How do we know? Here’s an example.

To make a long story short, we read an article where a person experienced and remembered waking up but weren’t yet fully awake and they were cognitive, they could think thoughts. And everything was great, all the bad and negative things were forgotten for that time being and they were enjoying the happiness.

Then they woke up and all the harsh realities of life came rushing back.

The article wasn’t about this at all, it was about something completely different, but this was thrown in as part of the story.

During these moments, everything that is unpleasant or sad or painful is forgotten. It is like those things do not exist in that brief moment, it is something like a happy zone, but natural.

It is almost like having amnesia, but you are still not full awake. This makes this time almost like a perfect world.

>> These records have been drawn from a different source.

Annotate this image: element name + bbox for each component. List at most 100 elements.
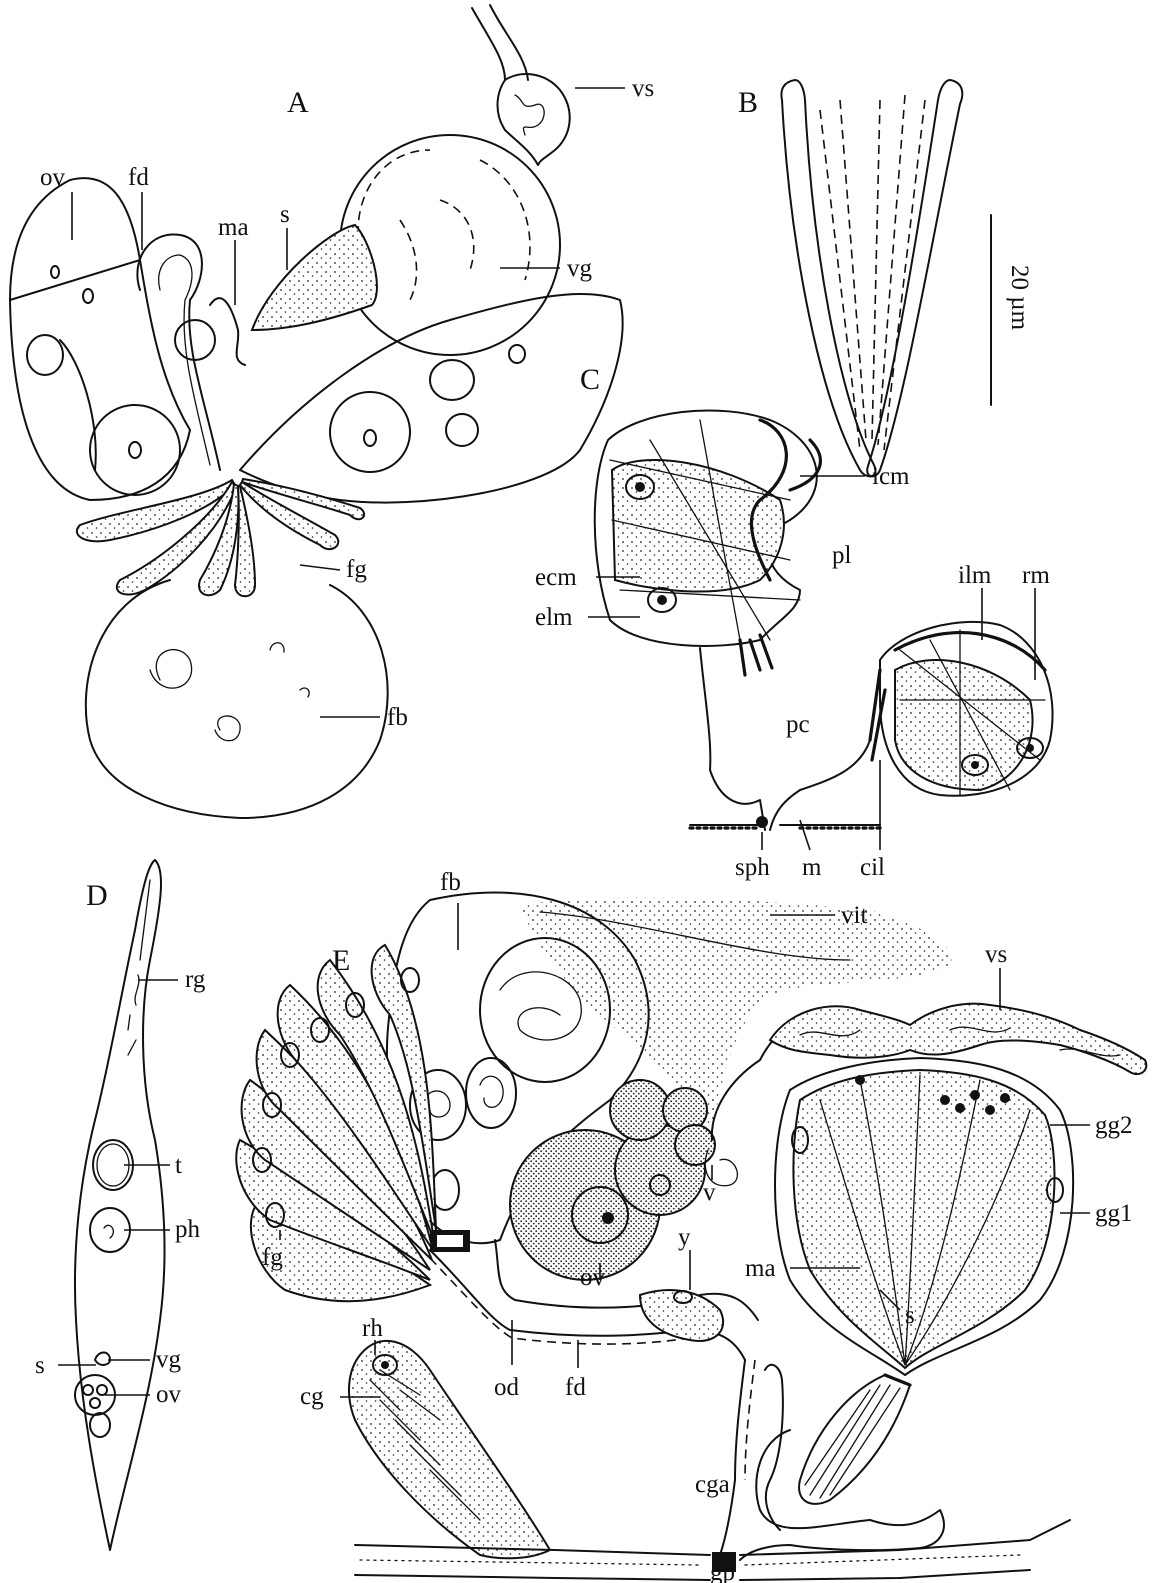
panel-label-b: B xyxy=(738,86,758,119)
fd-chamber xyxy=(175,320,215,360)
oocyte-5 xyxy=(446,414,478,446)
label-e-cg: cg xyxy=(300,1383,324,1410)
panel-label-a: A xyxy=(287,86,309,119)
label-e-rh: rh xyxy=(362,1315,383,1342)
oocyte-1 xyxy=(27,335,63,375)
panel-c: C icm pl xyxy=(535,363,1053,881)
label-e-vs: vs xyxy=(985,941,1007,968)
label-e-v: v xyxy=(703,1179,716,1206)
ovary-nucleus-2 xyxy=(83,289,93,303)
cilia-lower xyxy=(870,670,885,760)
panel-e: E xyxy=(236,869,1146,1583)
vg-inner-dashes xyxy=(358,150,530,280)
stylet-e-base xyxy=(885,1375,910,1385)
cga-left-wall xyxy=(720,1360,745,1555)
oocyte-2-nucleus xyxy=(129,442,141,458)
oocyte-3-nucleus xyxy=(364,430,376,446)
pharynx-cavity-wall-left xyxy=(700,648,765,830)
nucleus-c-1-dot xyxy=(635,482,645,492)
fb-swirl-2 xyxy=(215,716,240,741)
pharynx-d-mark xyxy=(104,1225,113,1238)
label-e-fb-top: fb xyxy=(440,869,461,896)
label-c-m: m xyxy=(802,854,822,881)
panel-a: A xyxy=(10,5,654,818)
ovary-d-cell-1 xyxy=(83,1385,93,1395)
label-a-s: s xyxy=(280,201,290,228)
stylet-b-right-wall xyxy=(867,80,962,476)
oocyte-6 xyxy=(509,345,525,363)
ovary-e-nucleolus xyxy=(602,1212,614,1224)
label-a-ma: ma xyxy=(218,214,249,241)
label-e-fg: fg xyxy=(262,1244,283,1271)
vesicula-granulorum-d xyxy=(95,1353,110,1365)
label-e-cga: cga xyxy=(695,1471,730,1498)
label-c-pc: pc xyxy=(786,711,810,738)
pharynx-cavity-wall-right xyxy=(770,740,870,830)
female-bursa-a xyxy=(86,580,388,818)
label-e-ma: ma xyxy=(745,1255,776,1282)
scale-bar-label: 20 µm xyxy=(1006,265,1033,331)
ovary-e-cell-5 xyxy=(675,1125,715,1165)
ovary-e-cell-3 xyxy=(610,1080,670,1140)
label-a-vs: vs xyxy=(632,75,654,102)
leader-fg-a xyxy=(300,565,340,570)
label-d-t: t xyxy=(175,1152,182,1179)
fb-marks xyxy=(270,643,309,697)
nucleus-c-2-dot xyxy=(657,595,667,605)
stylet-b-left-wall xyxy=(781,80,875,476)
label-c-rm: rm xyxy=(1022,562,1050,589)
label-d-vg: vg xyxy=(156,1346,182,1373)
label-c-pl: pl xyxy=(832,542,852,569)
label-a-fb: fb xyxy=(387,704,408,731)
panel-label-d: D xyxy=(86,879,108,912)
label-e-gg1: gg1 xyxy=(1095,1200,1133,1227)
vesicula-seminalis-e xyxy=(770,1004,1146,1074)
stylet-e-outline xyxy=(799,1375,910,1504)
label-e-y: y xyxy=(678,1224,691,1251)
ovary-d-lobe xyxy=(90,1413,110,1437)
body-outline-d xyxy=(75,860,165,1550)
rh-nucleolus xyxy=(381,1361,389,1369)
label-c-icm: icm xyxy=(872,463,910,490)
nucleus-c-3-dot xyxy=(971,761,979,769)
ovary-left-a xyxy=(10,178,190,500)
vs-duct xyxy=(472,5,528,80)
oocyte-4 xyxy=(430,360,474,400)
label-e-fd: fd xyxy=(565,1374,586,1401)
fb-sperm-mass-3 xyxy=(466,1058,516,1128)
oocyte-2 xyxy=(90,405,180,495)
label-c-elm: elm xyxy=(535,604,573,631)
label-c-sph: sph xyxy=(735,854,770,881)
label-e-od: od xyxy=(494,1374,520,1401)
label-c-ecm: ecm xyxy=(535,564,577,591)
sphincter-c xyxy=(756,816,768,828)
label-a-ov: ov xyxy=(40,164,66,191)
nucleus-c-4-dot xyxy=(1026,744,1034,752)
label-d-ov: ov xyxy=(156,1381,182,1408)
panel-b: B 20 µm xyxy=(738,80,1033,476)
label-c-cil: cil xyxy=(860,854,885,881)
label-a-fg: fg xyxy=(346,556,367,583)
label-e-s: s xyxy=(905,1302,915,1329)
fb-swirl xyxy=(150,650,192,689)
epidermis-e-bottom xyxy=(355,1570,1030,1580)
label-a-vg: vg xyxy=(567,255,593,282)
male-atrium-a xyxy=(210,298,245,365)
label-d-ph: ph xyxy=(175,1216,201,1243)
granule-gland-gg1 xyxy=(793,1070,1054,1368)
ovary-d-cell-2 xyxy=(97,1385,107,1395)
panel-label-c: C xyxy=(580,363,600,396)
vs-contents xyxy=(515,95,544,135)
ovary-nucleus-1 xyxy=(51,266,59,278)
label-c-ilm: ilm xyxy=(958,562,992,589)
label-d-s: s xyxy=(35,1352,45,1379)
label-e-gp: gp xyxy=(710,1559,735,1583)
stylet-a xyxy=(252,225,377,330)
label-d-rg: rg xyxy=(185,966,206,993)
fb-sphincter-inner xyxy=(437,1235,463,1247)
ovary-d-cell-3 xyxy=(90,1398,100,1408)
oocyte-3 xyxy=(330,392,410,472)
label-a-fd: fd xyxy=(128,164,149,191)
female-duct-inner xyxy=(159,255,210,465)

And it does not happen all the time because there are times when you are jolted out of deep sleep by things such as your alarm clock for instance.

Is it a built-in mechanism in the way our brains and minds work that give us respite from the world’s problems, our problems, including our grief? I would like to think so. During this time all grief is forgotten, even if it is just for a moment.

Is there a scientific term for this? Naam, maybe.

Maybe this is strange and how could we even talk about it. It seems so weird. But grief makes you do and think things that you normally would not do or think.

During times in the aftermath of a passing of loved one, there may be awkward moments when no one knows anything to say or to do or they have not heard yet.

One thing to do is to have an advocate stand in your stead, to fill that gap and be the bridge from you to the outside world. A trusted friend who can use the right words to let others know on your behalf. A pastor, a pastor’s wife, your supervisor, or your boss are some options.

If you think about it, you may already know who your advocates are, your friends closer than a brother, those who stick by you in the rough times as well as the smooth.

Each week we relive and rehash and ruminate and contemplate, struggling with our thoughts and keeping our composure. We continue to miss our beloved, we talk to her, we talk to the Lord in prayer, we plead and we cry neverendingly. What do we plead for? For a thread of hope which is only as strong as our trust.

Quyana to family for the gifts of Eskimo Food and for sharing. We appreciate your continued support and thank you for the prayers, hugs, and for thinking of us.